On 22 June 2017 the third meeting of the inclusive framework on base erosion and profit shifting (BEPS) took place in the Netherlands with representatives of 83 countries and jurisdictions and 12 international and regional organizations. The jurisdictions participating in the inclusive framework are involved in the development of the monitoring process for the four minimum standards under BEPS and in the review mechanisms for other parts of the BEPS package. The inclusive framework is also involved in developing toolkits to assist developing countries in BEPS implementation. The participating countries can provide input to the work on toolkits and the remaining BEPS standard-setting work. The inclusive framework now has 100 member jurisdictions.
The meeting discussed and approved its first monitoring report, to be submitted to the G20 summit to be held on 7 and 8 July 2017. The monitoring report outlines progress since the first meeting in Kyoto in June 2016.
BEPS discussion drafts
The meeting also approved the release of discussion drafts on attribution of profits to permanent establishments (PEs) and on transactional profit splits. These are part of the continuing work on the OECD’s BEPS action plan. The discussion draft on the attribution of profits to permanent establishments sets out high level principles that countries can apply in attributing profits to PEs whether or not they have incorporated the authorized OECD method (AOA) into their law and regulations.

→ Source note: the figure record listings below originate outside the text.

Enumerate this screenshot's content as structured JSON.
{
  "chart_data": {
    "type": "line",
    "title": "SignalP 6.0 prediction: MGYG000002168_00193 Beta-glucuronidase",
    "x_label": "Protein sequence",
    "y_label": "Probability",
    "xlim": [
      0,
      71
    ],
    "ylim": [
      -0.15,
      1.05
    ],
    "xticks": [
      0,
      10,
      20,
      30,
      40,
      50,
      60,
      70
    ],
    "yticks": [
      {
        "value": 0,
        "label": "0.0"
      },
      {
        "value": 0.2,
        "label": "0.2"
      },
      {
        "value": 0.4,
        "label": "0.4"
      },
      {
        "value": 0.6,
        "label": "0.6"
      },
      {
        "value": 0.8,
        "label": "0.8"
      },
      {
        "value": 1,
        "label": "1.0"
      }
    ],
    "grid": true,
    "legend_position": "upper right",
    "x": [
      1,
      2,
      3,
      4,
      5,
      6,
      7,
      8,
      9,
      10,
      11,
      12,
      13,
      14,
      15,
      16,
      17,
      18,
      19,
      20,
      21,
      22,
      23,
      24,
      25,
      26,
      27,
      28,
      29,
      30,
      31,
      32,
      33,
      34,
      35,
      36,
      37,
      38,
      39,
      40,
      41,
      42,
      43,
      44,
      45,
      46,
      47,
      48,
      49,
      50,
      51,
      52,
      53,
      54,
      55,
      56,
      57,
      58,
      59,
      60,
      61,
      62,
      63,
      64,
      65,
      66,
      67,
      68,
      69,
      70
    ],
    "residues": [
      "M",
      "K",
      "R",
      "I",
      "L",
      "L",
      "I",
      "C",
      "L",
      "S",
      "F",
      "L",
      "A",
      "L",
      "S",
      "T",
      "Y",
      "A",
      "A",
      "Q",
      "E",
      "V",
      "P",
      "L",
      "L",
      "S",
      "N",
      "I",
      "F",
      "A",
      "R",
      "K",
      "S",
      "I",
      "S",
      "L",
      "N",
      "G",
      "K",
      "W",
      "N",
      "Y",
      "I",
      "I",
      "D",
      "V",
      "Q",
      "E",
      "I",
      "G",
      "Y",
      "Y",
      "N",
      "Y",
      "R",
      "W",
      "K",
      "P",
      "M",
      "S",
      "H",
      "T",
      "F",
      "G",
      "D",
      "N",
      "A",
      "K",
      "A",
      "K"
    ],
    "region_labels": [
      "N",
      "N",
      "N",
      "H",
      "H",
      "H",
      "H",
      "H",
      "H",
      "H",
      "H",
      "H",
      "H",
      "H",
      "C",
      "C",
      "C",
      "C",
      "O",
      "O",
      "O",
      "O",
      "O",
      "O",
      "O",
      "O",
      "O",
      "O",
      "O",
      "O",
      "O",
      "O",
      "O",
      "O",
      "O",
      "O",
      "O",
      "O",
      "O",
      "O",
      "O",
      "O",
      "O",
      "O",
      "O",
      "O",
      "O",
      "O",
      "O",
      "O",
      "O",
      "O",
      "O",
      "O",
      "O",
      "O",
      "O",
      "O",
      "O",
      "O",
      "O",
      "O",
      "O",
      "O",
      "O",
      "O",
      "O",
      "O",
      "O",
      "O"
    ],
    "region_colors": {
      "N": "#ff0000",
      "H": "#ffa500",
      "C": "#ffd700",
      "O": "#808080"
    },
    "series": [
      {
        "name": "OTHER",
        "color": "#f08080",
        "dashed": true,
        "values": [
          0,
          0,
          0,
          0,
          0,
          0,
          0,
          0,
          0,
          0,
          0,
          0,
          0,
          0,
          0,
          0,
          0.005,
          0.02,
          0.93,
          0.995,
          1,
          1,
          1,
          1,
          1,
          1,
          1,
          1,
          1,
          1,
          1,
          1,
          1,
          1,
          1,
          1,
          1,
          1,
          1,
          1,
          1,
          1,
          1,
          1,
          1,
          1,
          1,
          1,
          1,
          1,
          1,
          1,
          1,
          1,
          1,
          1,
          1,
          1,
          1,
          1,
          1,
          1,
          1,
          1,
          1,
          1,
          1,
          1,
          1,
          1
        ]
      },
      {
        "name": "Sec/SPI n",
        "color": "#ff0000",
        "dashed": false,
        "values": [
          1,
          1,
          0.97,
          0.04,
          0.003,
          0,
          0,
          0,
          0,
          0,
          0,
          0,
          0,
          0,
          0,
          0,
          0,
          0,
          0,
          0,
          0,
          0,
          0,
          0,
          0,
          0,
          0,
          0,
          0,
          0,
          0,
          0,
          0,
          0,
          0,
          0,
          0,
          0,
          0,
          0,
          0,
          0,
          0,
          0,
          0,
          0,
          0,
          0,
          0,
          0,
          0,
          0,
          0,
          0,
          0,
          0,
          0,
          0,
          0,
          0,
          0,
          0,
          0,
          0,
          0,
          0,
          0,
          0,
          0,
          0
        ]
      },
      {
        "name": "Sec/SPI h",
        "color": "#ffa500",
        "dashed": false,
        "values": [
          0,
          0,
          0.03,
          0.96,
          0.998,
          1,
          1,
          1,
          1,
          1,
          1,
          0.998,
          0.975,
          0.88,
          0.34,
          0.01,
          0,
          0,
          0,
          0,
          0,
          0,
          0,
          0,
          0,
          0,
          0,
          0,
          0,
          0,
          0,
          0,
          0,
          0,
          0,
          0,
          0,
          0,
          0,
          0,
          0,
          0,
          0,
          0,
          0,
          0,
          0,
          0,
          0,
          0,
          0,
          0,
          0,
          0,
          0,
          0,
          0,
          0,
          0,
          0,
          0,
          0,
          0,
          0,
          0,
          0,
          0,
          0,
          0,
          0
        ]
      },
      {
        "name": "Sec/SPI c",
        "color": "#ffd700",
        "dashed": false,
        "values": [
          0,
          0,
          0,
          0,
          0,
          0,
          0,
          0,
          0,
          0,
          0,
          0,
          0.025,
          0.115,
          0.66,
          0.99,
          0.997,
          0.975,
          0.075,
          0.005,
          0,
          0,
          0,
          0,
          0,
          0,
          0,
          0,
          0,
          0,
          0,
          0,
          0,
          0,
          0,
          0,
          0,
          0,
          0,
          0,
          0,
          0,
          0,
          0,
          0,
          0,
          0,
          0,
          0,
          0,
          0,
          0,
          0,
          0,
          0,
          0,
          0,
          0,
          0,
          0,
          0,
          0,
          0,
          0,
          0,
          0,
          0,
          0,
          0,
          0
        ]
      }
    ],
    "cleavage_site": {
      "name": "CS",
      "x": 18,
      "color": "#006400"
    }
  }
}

The discussion draft on the transactional profit split method sets out revised text for the guidance on profit splits in Chapter II of the OECD transfer pricing guidelines. Input is requested from interested parties on the continued inclusion in the guidelines of capital or capital employed as potential profit splitting factors; and on whether a head count of similarly skilled employees should be included as a potential profit splitting factor. The guidance also invites comments on how to determine whether a profit split should be based on anticipated profits or actual profits.
Competent Authority Agreement for CbC Reporting
The number of signatories to the Multilateral Competent Authority Agreement for Country-by-Country Reporting (CbC MCAA) has risen to 64 following its signature by a number of further jurisdictions. The CbC MCAA is a multilateral agreement that allows the signatories to bilaterally exchange CbC Reports as recommended in Action 13 of the action plan on BEPS. The exchange of CbC reports is intended to combat tax avoidance and evasion by enabling tax administrations to gain an overview of how each MNE is structuring its operations. The agreement also aims to ensure the confidentiality and appropriate use of the information in the reports.
The countries involved in the Inclusive Framework also discussed the toolkits under development by the Platform for Collaboration on Tax, including the toolkit on comparables that was issued during the meeting. This toolkit is intended to help developing countries overcome the problem of lack of comparables to use in transfer pricing studies. It suggests measures such as safe harbor rules for transfer pricing; making better use of data available to the tax administration from taxpayer tax returns and other documentation; and further development of a framework for selecting and applying the most appropriate transfer pricing method.